Nach einem enttäuschenden 0:0 gegen Neuling
Miami Vice FC ging es am 5.Spieltag gegen die
Timbers aus Portland in ein schwieiriges Auswärtsspiel. Dabei begann das Spiel gar nicht gut, denn nach nur 9 Minuten musste Goossens verletzt vom Feld, für ihn kam der El Salvadorianer Arturo Alvarez ins Spiel. Dieser leitete indirekt auch das 1:0 durch Adi ein, er verlor den Ball im Mittelfeld, Portland schaltete schnell und Adi stand am Ende der Kette und brauchte nur noch den Fuß hinzuhalten. Kurz vor der Pause half uns dann aber die Heimmannschaft zurück ins Spiel. Rechtsverteidiger Powell leistete sich einen folgenschweren Schnitzer, denn sein Rückpass wurde viel zu kurz, Accam spritzte dazwischen, schaffte es noch, mir den Ball hinüber zu spielen und ohne Mühe schaffte ich es, auszugleichen.

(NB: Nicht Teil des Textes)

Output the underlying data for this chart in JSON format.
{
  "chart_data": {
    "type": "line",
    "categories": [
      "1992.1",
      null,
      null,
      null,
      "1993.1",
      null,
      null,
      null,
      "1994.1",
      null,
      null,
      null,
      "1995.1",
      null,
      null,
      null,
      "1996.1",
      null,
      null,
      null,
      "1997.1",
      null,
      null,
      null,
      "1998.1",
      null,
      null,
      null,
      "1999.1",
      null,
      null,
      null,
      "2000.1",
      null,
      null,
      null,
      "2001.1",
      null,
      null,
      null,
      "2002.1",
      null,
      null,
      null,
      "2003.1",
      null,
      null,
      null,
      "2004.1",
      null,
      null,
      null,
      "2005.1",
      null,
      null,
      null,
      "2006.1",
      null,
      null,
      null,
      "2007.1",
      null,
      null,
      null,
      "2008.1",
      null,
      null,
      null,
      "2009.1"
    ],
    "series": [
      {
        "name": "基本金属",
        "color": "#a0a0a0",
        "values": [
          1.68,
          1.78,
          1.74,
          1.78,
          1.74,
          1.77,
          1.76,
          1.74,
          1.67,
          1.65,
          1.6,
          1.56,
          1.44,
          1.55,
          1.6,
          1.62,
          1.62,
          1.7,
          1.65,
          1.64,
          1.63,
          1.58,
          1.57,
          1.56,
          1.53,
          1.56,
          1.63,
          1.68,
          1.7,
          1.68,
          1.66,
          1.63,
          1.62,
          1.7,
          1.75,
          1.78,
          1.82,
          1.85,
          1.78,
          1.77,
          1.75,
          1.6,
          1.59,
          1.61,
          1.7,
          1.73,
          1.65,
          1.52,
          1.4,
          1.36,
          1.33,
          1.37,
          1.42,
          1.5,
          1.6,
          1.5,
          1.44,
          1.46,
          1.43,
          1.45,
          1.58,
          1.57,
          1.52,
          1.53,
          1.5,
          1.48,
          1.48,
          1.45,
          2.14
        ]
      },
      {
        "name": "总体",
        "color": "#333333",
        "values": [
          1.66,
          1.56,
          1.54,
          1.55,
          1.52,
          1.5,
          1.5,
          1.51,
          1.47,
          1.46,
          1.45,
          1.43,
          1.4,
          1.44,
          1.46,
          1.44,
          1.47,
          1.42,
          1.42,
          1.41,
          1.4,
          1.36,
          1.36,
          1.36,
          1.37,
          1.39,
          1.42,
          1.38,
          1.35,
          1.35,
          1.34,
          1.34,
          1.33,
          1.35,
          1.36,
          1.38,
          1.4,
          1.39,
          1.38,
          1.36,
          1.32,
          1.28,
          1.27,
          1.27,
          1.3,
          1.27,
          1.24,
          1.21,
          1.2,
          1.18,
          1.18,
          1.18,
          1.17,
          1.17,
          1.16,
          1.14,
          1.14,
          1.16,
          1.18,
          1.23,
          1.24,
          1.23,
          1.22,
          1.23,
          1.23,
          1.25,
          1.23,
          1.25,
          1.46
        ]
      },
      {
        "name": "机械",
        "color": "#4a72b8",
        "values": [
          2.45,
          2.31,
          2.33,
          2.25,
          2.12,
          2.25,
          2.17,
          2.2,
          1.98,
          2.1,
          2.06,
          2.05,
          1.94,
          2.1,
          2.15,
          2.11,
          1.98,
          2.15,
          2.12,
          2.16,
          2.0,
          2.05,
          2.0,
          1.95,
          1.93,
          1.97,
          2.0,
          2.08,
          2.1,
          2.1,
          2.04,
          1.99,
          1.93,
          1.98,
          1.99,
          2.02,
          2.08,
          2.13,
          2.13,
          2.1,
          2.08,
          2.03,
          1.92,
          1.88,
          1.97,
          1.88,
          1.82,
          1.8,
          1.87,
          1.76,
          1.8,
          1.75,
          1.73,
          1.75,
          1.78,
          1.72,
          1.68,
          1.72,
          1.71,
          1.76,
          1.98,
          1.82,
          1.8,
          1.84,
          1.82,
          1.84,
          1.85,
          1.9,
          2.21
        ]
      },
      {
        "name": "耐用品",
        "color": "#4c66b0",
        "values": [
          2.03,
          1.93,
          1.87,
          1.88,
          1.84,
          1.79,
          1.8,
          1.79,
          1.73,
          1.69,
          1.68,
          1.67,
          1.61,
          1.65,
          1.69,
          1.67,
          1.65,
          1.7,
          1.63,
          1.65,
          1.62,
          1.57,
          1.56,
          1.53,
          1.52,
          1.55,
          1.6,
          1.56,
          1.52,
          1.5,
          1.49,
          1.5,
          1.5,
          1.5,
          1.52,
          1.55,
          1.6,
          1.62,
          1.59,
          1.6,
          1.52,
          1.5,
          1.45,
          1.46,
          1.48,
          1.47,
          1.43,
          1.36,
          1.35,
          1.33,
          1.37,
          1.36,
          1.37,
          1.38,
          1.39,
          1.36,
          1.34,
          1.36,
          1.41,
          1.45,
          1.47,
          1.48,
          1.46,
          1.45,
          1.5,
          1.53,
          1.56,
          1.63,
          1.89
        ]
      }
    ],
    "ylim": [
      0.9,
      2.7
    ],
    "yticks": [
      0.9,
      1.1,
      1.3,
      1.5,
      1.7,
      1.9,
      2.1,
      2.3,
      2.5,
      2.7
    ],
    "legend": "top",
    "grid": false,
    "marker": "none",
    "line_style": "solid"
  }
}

Nach der Pause kamen die Timbers erneut in einem Flow, man merkte deutlich, wer hier den Ton angab, leider leistete sich auch unsere sonst so sichere Abwehr an diesem Nachmittag einen Schnitzer. Nach einer Ecke brachte man den Ball nicht weit genug weg, der Ball kam wieder zu Adi und der brachte Portland erneut in Führung. Aber nur 6 Minuten später traf der eingewechselte Spanier Candela nach einer Ecke wuchtig per Kopf zum 2:2. Dabei blieb es auch, zwar erneut nur ein Remis, mich freute aber die Tatsache mehr, dass ich das erste Mal über 90 Minuten spielen konnte und konditionell schon wieder voll auf der Höhe war. Nächste Woche geht es dann in die Hauptstadt zu
D.C. United.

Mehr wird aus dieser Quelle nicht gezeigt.